Hom-Astubby has plenty of back story, including hitting a progressive jackpot at a New Mexico Indian casino for eight million dollars and then buying a horse ranch from eccentric billionaire Arlington Billington just weeks before the man dies. Fear of the IRS and his own blood-sucking lawyers sends Hom-Astubby fleeing to another outdoor assignment, where his sharp (photographer's) eye for detail drops him right into the middle of this book's adventure. He discovers the half-naked body of a beautiful woman and can't resist making a few photographs of her and her playful companion, a huge Newfoundland dog. Hom-Astubby reports his discovery to local Sheriff Klewlusz (whose amiable, attentive nature contradicts Birchfield's choice of name), and events soon get spun into full-fledged media circus. Suspicion and fear circulates around Nelson Towers, a developer and multinational corporate overlord who is creating a personal estate of royal proportions by buying up private land and cutting off access to surrounding public lands.

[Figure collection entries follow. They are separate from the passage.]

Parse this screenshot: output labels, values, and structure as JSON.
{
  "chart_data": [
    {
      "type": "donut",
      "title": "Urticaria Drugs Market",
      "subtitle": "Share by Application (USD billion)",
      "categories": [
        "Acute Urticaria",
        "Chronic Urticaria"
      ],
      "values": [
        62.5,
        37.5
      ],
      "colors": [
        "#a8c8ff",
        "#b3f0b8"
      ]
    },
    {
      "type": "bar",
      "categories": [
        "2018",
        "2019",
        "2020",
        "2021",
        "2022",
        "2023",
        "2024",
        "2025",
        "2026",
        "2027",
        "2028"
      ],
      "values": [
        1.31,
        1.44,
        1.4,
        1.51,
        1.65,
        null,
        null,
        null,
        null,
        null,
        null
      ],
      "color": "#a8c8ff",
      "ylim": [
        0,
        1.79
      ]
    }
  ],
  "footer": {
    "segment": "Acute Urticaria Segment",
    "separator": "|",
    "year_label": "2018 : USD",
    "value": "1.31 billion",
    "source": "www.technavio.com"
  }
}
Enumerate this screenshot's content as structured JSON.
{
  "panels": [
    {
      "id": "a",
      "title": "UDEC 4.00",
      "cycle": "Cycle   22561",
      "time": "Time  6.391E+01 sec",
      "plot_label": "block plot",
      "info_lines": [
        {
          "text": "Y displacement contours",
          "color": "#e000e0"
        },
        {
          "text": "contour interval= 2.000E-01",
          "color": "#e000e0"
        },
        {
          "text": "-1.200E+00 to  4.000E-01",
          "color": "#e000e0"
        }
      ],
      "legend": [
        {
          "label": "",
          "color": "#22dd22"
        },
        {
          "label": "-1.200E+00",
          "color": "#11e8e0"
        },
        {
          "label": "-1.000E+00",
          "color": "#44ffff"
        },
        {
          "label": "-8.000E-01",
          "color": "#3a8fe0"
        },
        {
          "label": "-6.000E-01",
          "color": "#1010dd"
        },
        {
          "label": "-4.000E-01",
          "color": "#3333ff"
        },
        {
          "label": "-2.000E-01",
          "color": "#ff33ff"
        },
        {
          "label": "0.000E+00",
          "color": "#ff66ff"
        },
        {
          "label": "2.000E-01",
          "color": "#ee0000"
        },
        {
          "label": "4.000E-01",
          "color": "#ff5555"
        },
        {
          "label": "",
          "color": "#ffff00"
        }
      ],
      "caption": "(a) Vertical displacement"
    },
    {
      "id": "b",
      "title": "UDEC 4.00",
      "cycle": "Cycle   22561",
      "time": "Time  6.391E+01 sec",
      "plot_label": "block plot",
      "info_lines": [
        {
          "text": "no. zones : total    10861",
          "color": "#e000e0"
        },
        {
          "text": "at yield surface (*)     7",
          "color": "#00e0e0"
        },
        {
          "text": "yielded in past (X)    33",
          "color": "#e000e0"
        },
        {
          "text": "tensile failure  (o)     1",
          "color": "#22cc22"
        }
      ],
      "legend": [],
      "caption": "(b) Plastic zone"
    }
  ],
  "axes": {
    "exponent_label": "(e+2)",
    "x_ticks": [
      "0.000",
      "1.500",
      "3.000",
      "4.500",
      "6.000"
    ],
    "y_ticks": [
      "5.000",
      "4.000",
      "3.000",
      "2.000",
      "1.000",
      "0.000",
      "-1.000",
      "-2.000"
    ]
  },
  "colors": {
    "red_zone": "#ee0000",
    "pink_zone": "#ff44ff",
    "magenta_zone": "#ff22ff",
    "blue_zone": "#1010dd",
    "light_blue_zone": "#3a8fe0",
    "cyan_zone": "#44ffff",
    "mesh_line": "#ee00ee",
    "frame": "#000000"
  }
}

It comes as no surprise when Hom-Astubby realizes Towers is the man responsible for the series of newspaper buyouts that repeatedly left him without a job. While still a photojournalist, Hom-Astubby pursued an investigation into Towers's business practices and made himself an enemy in the process. But Towers isn't the only one trying to use the mountains as a hideout. Birchfield offers plenty of twists and parallel plots to keep outcomes unforeseen until the final chapter.